This morning I was reading Melissa Ingold’s blog post at Internet Marketing Sweetie. She tackles a sometimes thorny issue many freelance writers and others of home businesses face – responding to the question, “What do you do?”
You know what I mean. You’re at some gathering having a wonderful time. You’re mixing, mingling, and inevitably someone asks, “What do you do?” Reactions to your answer may range from clueless to “That’s what I want to do! Can you help me get started?”
I have to tell you I haven’t had a very difficult time with this. Although in the beginning I think my parents and extended family thought I was crazy and may not have taken my endeavor seriously, they at least had the good manners to keep their opinions to themselves. The most I’ve had to deal with is drop in guests (during deadlines) and impromptu phone calls.

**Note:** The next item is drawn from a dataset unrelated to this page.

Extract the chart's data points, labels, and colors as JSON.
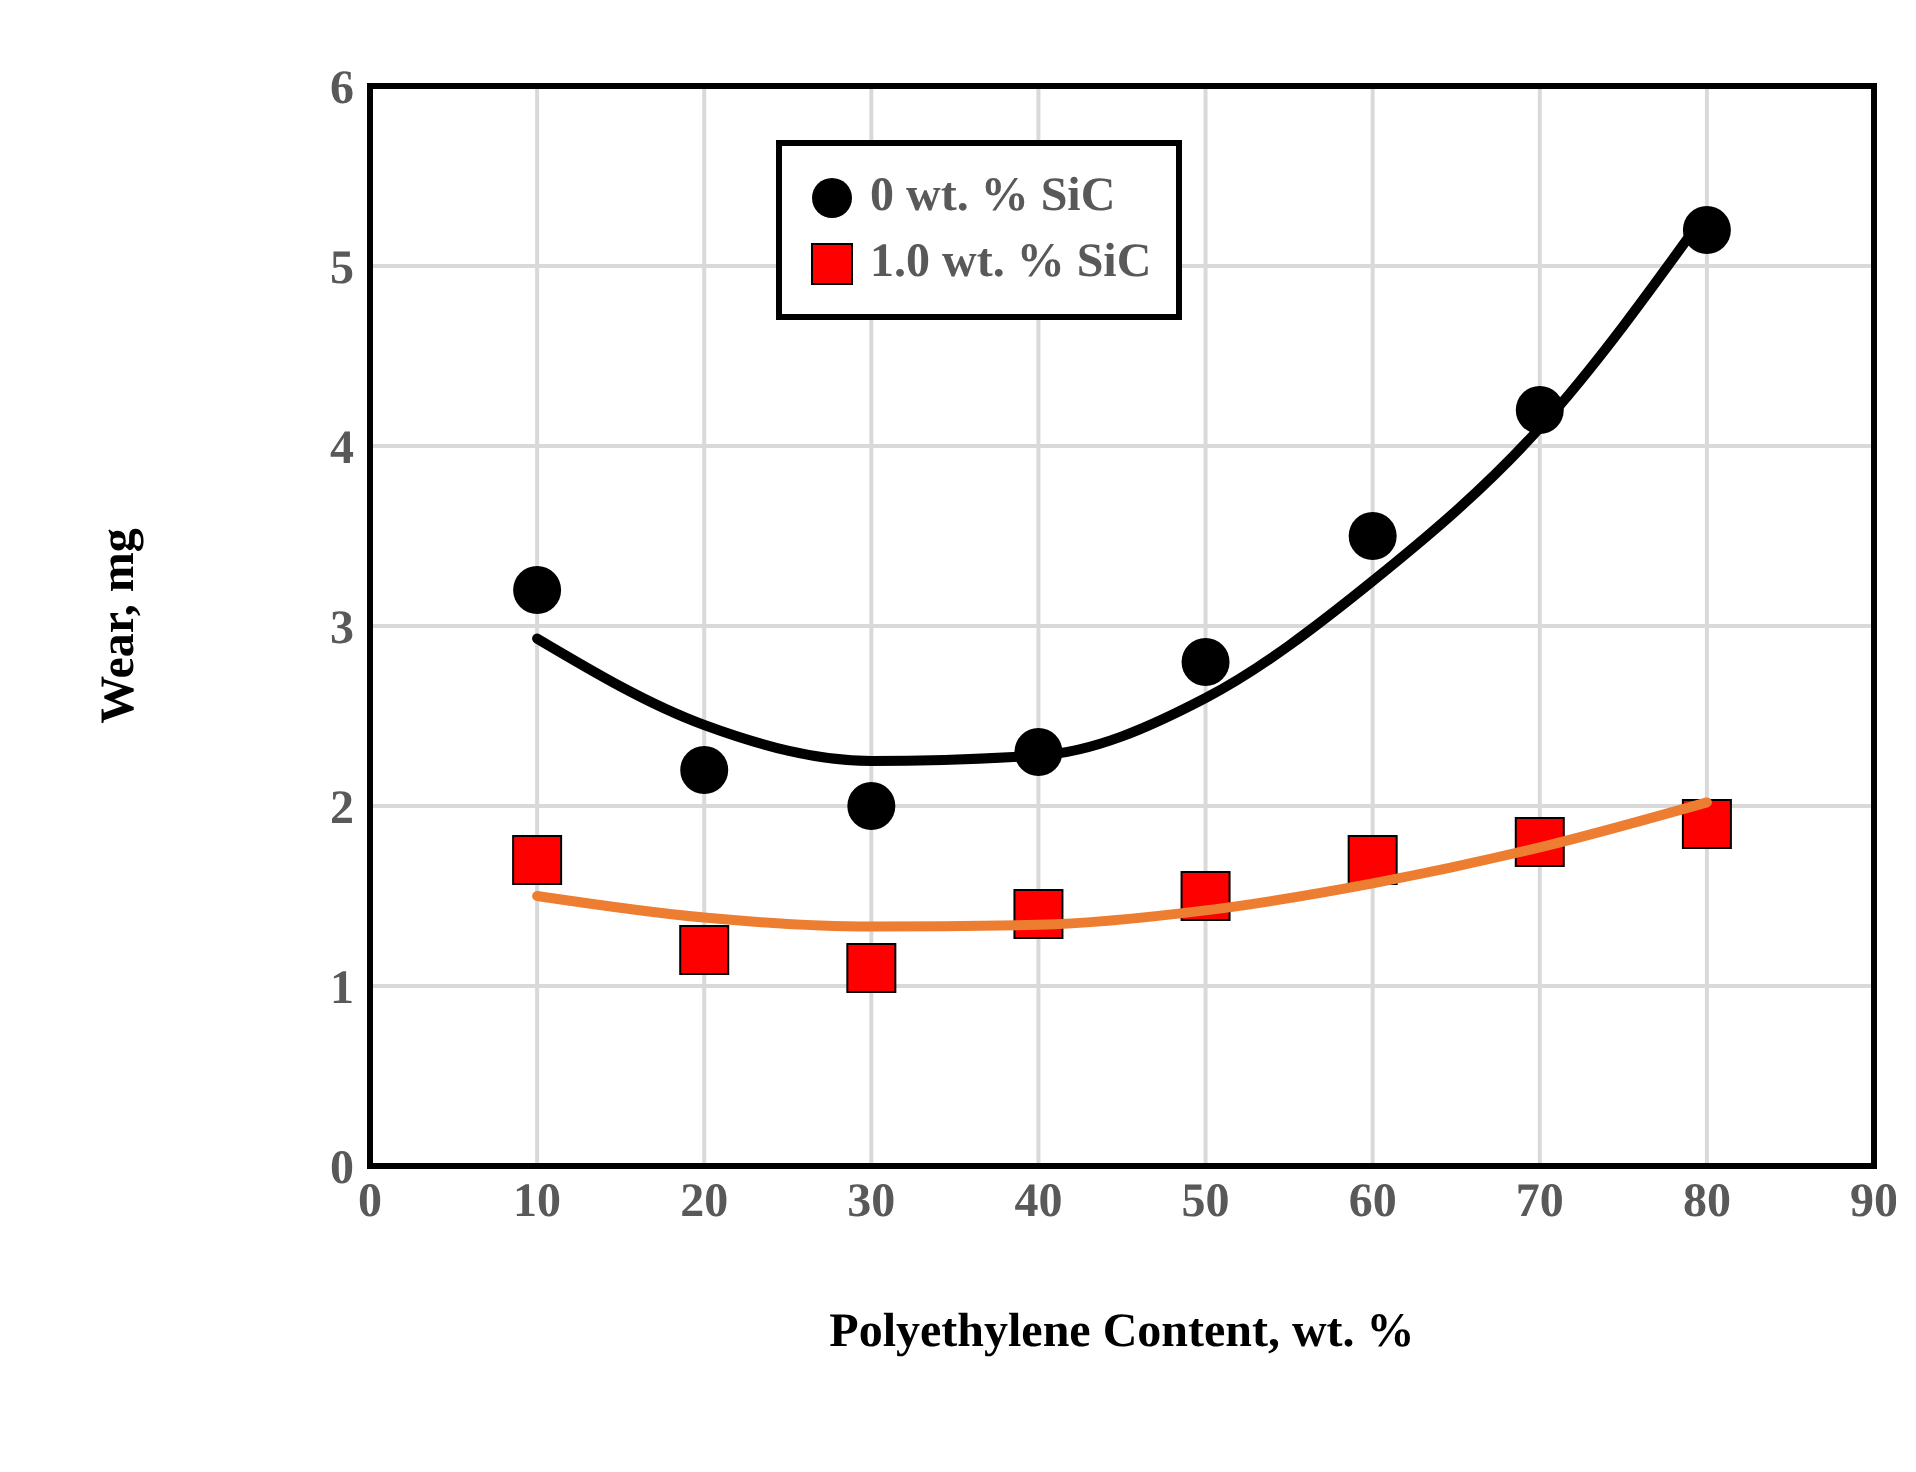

Sure, I’ve had strangers ask about my “job.” Some find it interesting and some think I’m making a little pocket change with a hobby while staying home with my kids. There are also times when I run into other entrepreneurs or business owners who are quite interested in what I do and request a business card (I recommend ALWAYS carrying business cards because you never know where you’ll meet a potential client).
My husband supports my entrepreneurial pursuits, and my family has come around. But some people don’t get that support, I’ve visited forums where posters were harassed by spouses, in-laws and others ridiculing them and accusing them of wasting time not working a “real job.” These forums were the only place they could get the support they needed. Building a business is such hard work. I can’t imagine how tough it must be when it seem like no one believes in or supports your vision and effort.
It really is amazing to me that in this day and age some people still cannot wrap their minds around the fact that people can, and do, make comfortable incomes from home. Why is that?
A good friend of mine has been telecommuting for her medical coding position with a prominent health care facility for about a year now. Even though she’s working for another company (she's worked with them for over 10 years), she encounters people who assume she's been demoted just because she now works from home instead of on site. So I wonder – is it the working from home part that people have a problem with?